Generally speaking, if you hold property with your partner or spouse, there’s two ways that title in a property may be held:-

  • as tenants in common (where each of you have a distinct and separate portion of the title, for example a one-half interest each, or a two-thirds/one-third interest respectively); and
  • as joint tenants (where each of you own an entire property together, and you don’t have specific separate interests as such).

If you’re not sure – there’s a quick, easy and relatively inexpensive way to ascertain how your interests are registered on the title of a property, and you should speak with your legal representative about undertaking a title search with the Department of Natural Resources and Mines.

If it is the case that you hold your property interests as joint tenants, in the event either of you were to pass away, then the entire property passes to the other surviving joint tenant (regardless of what you might have said should happen in your will). This can, for obvious reasons, be a cause for significant concern if:-

  • you’re yet to start (or you’re in the midst of) property settlement negotiations; and
  • property settlement proceedings have not been commenced.

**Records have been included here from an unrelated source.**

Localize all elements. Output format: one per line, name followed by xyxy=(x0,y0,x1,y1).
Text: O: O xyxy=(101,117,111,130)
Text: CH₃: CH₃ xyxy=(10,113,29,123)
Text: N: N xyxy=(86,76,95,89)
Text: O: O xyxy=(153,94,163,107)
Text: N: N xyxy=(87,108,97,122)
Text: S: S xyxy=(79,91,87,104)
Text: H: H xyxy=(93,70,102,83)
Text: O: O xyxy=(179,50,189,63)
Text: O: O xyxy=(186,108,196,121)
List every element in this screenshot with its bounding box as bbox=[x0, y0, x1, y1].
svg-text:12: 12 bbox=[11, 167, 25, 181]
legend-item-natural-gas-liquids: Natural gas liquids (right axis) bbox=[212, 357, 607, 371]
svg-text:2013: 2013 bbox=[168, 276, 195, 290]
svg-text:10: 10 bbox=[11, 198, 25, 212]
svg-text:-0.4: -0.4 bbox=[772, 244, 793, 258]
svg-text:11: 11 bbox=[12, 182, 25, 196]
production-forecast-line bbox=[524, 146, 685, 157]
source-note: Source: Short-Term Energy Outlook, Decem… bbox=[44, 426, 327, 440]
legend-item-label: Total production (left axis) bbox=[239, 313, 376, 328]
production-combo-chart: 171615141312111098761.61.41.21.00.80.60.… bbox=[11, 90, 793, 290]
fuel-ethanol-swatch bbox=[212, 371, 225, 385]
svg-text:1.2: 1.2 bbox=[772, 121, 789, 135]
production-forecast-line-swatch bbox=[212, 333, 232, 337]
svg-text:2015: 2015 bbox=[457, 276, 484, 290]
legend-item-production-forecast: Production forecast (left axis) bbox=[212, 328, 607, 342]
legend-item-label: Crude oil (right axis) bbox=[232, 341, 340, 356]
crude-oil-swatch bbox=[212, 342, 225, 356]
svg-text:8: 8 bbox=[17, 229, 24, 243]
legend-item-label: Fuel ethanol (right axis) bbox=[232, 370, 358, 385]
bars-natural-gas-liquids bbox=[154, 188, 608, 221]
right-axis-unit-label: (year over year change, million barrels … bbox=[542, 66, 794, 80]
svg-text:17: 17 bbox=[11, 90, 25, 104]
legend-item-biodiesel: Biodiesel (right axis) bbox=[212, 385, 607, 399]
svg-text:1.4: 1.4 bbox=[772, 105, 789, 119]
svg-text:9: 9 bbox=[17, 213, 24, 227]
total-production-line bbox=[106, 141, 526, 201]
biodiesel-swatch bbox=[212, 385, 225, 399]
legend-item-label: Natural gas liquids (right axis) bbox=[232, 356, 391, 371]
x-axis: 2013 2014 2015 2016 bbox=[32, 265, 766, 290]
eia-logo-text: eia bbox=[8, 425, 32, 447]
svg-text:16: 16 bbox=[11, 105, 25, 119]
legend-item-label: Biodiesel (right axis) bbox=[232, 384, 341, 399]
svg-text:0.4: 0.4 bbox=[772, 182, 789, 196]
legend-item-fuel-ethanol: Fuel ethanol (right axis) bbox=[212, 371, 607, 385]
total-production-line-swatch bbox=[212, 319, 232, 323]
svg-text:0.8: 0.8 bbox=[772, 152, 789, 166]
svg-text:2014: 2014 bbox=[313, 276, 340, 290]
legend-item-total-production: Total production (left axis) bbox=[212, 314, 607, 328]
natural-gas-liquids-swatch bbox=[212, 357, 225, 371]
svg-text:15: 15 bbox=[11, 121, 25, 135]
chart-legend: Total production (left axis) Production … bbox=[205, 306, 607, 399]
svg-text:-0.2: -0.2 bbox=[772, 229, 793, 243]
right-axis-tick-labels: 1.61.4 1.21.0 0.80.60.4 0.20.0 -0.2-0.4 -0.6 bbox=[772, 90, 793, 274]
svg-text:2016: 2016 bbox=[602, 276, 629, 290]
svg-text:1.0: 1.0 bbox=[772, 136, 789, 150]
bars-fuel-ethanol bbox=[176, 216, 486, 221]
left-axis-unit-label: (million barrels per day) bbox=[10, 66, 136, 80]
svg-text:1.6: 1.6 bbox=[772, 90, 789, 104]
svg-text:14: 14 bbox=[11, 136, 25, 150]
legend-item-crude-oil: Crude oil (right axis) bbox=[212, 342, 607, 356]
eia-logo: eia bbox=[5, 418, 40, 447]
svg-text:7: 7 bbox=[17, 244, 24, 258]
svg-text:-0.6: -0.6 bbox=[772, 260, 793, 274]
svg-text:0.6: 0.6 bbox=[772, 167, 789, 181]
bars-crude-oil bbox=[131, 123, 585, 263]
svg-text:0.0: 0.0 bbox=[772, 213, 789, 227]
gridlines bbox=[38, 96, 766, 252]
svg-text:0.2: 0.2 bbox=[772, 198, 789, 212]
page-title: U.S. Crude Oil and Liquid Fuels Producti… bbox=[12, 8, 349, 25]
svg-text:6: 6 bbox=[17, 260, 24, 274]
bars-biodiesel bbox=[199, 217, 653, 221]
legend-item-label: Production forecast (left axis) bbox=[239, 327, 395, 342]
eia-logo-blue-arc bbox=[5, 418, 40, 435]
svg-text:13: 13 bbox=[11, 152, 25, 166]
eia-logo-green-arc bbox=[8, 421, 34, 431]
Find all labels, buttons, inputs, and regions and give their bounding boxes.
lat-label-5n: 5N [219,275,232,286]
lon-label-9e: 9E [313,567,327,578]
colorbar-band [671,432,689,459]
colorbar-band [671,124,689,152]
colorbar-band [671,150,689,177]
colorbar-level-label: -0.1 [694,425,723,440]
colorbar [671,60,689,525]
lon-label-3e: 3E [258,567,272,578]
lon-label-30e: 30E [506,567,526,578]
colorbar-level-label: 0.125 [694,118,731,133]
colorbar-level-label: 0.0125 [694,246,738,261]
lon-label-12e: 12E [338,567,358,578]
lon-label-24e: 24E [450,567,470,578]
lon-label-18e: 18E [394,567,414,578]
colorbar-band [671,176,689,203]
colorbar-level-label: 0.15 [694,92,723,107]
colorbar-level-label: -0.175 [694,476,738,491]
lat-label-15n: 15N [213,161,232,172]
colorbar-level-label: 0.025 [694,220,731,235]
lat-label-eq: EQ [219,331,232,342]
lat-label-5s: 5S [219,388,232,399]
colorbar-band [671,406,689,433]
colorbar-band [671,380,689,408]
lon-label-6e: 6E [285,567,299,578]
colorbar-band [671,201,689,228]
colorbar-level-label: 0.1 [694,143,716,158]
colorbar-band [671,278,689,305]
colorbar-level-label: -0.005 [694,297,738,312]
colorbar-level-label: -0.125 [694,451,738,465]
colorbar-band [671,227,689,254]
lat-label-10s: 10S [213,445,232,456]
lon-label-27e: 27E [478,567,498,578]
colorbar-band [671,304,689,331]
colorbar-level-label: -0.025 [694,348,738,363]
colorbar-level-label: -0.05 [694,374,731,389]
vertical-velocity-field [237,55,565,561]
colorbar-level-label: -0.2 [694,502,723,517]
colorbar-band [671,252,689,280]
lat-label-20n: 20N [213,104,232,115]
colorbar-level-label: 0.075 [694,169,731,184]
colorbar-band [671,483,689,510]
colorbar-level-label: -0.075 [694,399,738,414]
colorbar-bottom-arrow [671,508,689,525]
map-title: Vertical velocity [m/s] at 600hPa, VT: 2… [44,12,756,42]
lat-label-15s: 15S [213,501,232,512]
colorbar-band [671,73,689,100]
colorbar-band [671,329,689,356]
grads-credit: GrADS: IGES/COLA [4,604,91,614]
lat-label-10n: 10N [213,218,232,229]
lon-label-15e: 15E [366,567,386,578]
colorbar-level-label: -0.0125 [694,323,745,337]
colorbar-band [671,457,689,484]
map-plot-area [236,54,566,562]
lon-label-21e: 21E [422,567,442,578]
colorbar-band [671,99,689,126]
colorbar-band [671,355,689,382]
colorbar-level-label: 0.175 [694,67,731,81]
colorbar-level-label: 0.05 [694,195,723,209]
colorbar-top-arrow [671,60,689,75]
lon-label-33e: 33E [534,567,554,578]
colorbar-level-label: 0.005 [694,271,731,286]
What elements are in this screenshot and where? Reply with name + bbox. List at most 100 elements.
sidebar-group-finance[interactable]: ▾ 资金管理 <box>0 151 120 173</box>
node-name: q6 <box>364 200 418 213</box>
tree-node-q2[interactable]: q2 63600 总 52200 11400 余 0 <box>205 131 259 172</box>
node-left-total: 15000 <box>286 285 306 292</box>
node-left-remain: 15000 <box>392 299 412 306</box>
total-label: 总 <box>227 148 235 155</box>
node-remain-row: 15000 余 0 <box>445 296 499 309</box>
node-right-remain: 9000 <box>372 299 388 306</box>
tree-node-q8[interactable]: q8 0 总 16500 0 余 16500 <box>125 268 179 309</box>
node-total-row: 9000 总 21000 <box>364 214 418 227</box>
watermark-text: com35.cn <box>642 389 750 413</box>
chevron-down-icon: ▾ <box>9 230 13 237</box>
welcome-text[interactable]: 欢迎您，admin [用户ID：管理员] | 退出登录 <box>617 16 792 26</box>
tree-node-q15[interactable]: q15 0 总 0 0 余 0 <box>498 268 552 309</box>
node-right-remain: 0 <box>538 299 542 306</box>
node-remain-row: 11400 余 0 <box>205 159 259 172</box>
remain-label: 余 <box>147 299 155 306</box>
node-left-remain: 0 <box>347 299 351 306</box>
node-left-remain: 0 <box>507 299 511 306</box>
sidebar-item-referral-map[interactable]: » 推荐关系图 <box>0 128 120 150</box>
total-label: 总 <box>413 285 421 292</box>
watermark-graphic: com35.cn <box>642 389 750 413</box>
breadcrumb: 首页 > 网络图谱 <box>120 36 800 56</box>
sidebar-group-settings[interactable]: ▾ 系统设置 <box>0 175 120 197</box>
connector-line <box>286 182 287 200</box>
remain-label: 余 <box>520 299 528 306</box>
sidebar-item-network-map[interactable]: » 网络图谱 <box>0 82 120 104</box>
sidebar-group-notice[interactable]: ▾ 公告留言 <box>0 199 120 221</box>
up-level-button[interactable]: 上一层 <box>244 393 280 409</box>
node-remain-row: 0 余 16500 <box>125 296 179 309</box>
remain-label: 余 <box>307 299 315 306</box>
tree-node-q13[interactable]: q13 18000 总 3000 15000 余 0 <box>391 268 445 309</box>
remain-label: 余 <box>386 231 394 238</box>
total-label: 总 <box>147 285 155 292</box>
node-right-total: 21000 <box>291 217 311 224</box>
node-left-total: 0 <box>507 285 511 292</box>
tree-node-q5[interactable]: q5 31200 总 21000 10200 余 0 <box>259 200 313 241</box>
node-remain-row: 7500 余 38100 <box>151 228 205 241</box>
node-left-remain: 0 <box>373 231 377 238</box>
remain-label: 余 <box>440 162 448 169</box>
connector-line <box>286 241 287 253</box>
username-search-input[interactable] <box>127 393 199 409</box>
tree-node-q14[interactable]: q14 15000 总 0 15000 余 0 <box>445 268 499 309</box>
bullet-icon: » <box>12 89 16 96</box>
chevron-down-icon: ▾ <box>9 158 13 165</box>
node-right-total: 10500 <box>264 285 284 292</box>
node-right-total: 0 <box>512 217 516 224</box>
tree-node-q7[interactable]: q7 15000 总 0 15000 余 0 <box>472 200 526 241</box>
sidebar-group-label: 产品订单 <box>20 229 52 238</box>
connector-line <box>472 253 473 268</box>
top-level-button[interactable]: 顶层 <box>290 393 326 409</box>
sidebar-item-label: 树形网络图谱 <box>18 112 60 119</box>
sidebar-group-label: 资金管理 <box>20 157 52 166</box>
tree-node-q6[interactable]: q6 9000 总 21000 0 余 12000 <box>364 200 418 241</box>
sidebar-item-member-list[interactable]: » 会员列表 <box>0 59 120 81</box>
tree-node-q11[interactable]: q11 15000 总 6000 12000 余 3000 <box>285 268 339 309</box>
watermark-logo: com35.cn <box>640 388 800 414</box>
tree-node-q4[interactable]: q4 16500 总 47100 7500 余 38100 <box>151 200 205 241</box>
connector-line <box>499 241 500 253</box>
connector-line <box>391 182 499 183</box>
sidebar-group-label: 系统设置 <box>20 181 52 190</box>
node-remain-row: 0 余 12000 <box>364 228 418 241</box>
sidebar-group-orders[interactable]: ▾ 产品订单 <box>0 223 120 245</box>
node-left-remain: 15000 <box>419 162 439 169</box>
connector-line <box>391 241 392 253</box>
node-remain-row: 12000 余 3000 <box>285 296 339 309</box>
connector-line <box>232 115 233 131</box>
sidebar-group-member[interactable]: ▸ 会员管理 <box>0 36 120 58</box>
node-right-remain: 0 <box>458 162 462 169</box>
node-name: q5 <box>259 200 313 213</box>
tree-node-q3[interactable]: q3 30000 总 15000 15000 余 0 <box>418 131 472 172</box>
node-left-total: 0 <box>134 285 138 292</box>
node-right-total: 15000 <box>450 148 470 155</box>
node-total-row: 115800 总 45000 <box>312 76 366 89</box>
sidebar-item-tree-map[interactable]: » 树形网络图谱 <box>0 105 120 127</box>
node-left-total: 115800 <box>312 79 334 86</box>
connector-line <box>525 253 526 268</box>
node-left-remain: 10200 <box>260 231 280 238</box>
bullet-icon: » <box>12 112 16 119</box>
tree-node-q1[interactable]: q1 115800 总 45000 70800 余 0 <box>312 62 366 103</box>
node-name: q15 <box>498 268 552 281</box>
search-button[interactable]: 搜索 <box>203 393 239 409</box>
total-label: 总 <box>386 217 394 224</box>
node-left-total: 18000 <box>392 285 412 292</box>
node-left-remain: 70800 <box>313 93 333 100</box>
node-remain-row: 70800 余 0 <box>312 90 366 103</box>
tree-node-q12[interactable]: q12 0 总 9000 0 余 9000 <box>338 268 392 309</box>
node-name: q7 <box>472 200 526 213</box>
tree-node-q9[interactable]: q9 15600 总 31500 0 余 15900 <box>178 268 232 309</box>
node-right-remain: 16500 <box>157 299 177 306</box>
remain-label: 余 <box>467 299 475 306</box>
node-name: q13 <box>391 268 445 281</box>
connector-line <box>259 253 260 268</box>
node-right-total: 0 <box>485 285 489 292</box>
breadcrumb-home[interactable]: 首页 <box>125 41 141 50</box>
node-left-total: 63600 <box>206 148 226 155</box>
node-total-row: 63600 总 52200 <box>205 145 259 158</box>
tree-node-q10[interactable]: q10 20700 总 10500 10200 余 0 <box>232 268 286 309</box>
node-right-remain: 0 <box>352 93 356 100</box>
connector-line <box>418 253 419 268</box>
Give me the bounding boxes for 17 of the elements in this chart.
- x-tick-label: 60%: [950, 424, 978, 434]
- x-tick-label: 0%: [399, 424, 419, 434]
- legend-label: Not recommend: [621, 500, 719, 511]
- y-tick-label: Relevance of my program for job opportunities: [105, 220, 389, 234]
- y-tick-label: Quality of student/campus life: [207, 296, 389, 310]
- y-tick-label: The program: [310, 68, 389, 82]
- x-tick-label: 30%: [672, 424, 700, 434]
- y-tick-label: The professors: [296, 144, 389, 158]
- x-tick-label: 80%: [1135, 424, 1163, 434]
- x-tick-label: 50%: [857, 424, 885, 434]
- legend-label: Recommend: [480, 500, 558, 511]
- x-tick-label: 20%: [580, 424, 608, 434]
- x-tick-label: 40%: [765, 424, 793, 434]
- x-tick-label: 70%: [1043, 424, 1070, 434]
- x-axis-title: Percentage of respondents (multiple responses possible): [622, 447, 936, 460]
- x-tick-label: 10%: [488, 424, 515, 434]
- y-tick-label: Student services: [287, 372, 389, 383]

If you both already hold your interests in a property as tenants in common, then there is no automatic transfer of your interest in the property to the other owner in the event of death. In fact, you can deal with your specific interest in the property pursuant to your will. Be conscious though that if your property settlement hasn’t been finalised formally, your former partner or spouse may apply to the Courts to have a portion of your estate in those circumstances.

It’s for these reasons that it is generally preferable to:-

  • change any existing joint tenancy arrangements, to a tenancy in common arrangement as soon as possible following separation; and
  • give priority to the early resolution of your property settlement dispute rather than leaving matters be.